Der zweite Band des Buches beschäftigt sich mit den Juden seit der Oktoberrevolution. Es führt eine Liste aller Verbrechen von Juden und der Tscheka, der Ende 1917 zur Bekämpfung der Konterrevolution gegründeten Geheimpolizei an. Solschenizyn schreibt, man könne nicht leugnen, dass zahlreiche Juden an der schlimmen sowjetischen Geschichte des russischen Volkes beteiligt gewesen seien. Natürlich vergisst er hinzuzufügen, dass fast alle großen Sowjetführer jüdischer Herkunft (z.B. Bucharin, Joffe, Kamenew, Radek, Sinowjew und Trotzki) von Stalin umgebracht oder in den Tod getrieben worden sind; das würde nicht zu seiner Ideologie passen. Auch die Behauptung, in den Straflagern sei es Juden, waren sie einmal unter die Räder gekommen, besser ergangen, ist blanker Hohn. Jedenfalls seien die Juden ein Fremdkörper in der russischen Gesellschaft gewesen, der den westlichen Materialismus importiert und die Revolution wesentlich organisiert habe. Nur durch Rückkehr Russlands „zu seinen Wurzeln“ könne es genesen.

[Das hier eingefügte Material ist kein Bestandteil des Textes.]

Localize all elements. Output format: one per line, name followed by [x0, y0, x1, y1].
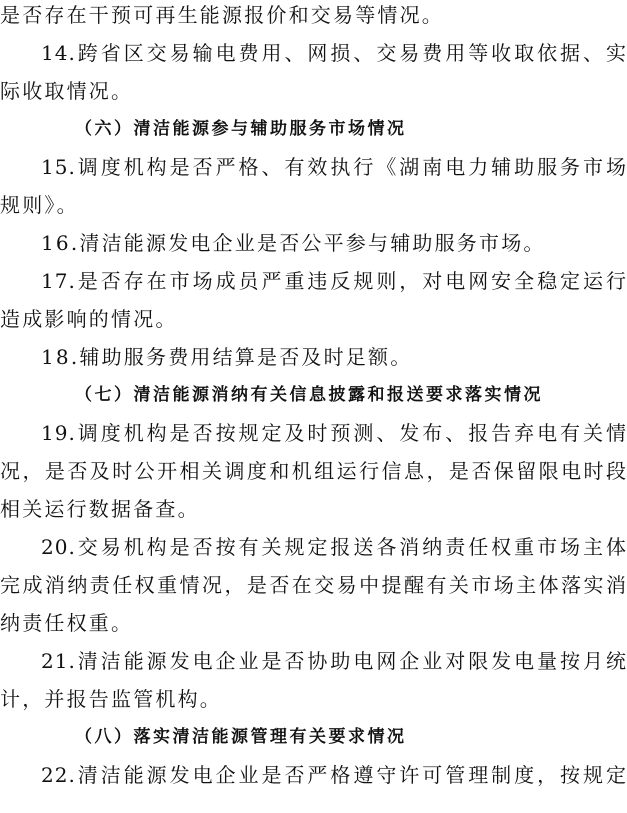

Bei aller schriftstellerischen Größe haben wir es mit einem Menschen und seiner panslawistischen Ideologie zu tun, der sein Verständnis von Russentum und Orthodoxie dazu benutzt hat, einen antiwestlichen, antidemokratischen und antisemitischen Diskurs zu führen – genau wie es heute die Putin’sche Rechte tut. Wir werden sehen, ob in den Artikeln zum 100.Geburtstag diese mehr als dunkle Seite von Solschenizyn auch gewürdigt oder wieder einmal „vergessen“ wird.